Fanny Jackson Coppin was not a Baltimore resident but her incredible legacy looms large over Greater Mondawmin. Coppin was born into slavery in Washington, D.C. in 1837. After an aunt purchased her freedom for $125 at age 12, she moved to Newport, Rhode Island to work as a domestic servant for George Henry Calvert. Calvert was a descendent of the Calvert family that founded the colony of Maryland and whose patriarchs held the title of Lord Baltimore, for which the city of Baltimore is named.

While working for Calvert, Coppin studied at the Rhode Island State Normal School (a “normal” school is an institution for teacher training) and went on to study at Oberlin College in Ohio, the first college to admit both women and African Americans.

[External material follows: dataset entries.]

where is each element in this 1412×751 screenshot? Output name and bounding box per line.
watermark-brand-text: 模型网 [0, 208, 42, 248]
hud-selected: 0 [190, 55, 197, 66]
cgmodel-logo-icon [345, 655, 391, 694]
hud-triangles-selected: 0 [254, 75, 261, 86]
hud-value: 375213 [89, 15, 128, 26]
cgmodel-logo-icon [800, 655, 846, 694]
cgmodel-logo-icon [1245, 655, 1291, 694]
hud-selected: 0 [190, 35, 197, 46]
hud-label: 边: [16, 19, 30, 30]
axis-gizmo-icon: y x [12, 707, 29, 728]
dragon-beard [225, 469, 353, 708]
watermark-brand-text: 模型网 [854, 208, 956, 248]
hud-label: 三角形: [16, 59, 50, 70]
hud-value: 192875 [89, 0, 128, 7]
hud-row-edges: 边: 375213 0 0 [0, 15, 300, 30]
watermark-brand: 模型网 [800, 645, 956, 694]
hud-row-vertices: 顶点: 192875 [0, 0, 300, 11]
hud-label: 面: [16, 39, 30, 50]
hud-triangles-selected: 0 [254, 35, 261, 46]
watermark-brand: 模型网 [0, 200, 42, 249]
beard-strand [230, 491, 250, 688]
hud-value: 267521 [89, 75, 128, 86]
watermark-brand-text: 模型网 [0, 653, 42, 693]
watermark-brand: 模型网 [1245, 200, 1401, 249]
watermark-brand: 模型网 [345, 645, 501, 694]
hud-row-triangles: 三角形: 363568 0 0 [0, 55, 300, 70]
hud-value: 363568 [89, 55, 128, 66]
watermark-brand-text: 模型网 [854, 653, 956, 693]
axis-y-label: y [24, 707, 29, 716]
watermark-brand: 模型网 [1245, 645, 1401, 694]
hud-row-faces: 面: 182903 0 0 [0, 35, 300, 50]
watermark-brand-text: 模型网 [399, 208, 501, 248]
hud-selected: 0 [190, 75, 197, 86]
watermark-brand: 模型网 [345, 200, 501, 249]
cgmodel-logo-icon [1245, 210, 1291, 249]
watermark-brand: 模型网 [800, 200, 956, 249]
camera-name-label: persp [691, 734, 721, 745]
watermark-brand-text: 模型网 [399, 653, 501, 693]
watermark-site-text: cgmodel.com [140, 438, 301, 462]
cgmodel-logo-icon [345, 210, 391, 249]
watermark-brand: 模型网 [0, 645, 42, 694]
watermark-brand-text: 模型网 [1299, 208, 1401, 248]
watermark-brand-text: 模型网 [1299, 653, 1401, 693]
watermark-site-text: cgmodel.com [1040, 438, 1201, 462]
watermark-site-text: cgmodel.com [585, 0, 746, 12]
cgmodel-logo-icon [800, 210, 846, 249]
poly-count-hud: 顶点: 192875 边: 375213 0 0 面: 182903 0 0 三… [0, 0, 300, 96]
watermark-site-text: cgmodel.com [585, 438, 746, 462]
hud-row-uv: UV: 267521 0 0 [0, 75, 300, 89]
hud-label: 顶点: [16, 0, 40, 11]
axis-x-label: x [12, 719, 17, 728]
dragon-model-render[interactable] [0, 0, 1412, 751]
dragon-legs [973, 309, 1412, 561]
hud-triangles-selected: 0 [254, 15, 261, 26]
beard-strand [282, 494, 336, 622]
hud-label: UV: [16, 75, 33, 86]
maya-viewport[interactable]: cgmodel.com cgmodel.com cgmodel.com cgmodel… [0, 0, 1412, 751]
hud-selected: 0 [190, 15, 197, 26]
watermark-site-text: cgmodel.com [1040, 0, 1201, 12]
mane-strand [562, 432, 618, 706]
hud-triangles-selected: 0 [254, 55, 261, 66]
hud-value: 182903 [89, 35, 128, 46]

She graduated in 1865, becoming only the third Black woman in the country to obtain a bachelor’s degree. After graduation, Coppin moved to Philadelphia to teach at the Institute for Colored Youth, which would become Cheyney University, America’s oldest HBCU. Coppin would go on to become the principal of the school and later superintendent, becoming the first Black woman to hold such a position. In 1902, Coppin moved to Cape Town, South Africa with her husband Reverend Levi Coppin to open a ministry in the colony. Coppin returned to Philadelphia in 1907 and passed away in 1913 at age 76.

In 1900, a teacher training program began at what was then called the “Colored High and Training School.” This program eventually became its own normal school, which separated formally from the high school in 1907, though it still shared a building. In 1925, the high school moved to a new building in Sandtown and was renamed Frederick Douglass High School. A year later, the normal school was renamed the Fanny Jackson Coppin Normal School, which would go on to become Coppin State University. In 1950, Coppin State would move to its current location on North Avenue and in 1954 Douglass High would relocate to Gwynns Falls Parkway. Today, Coppin State is a large and diverse institution that teaches far more than just teacher training, but its commitment to its namesake’s legacy of excellent educational for all remains.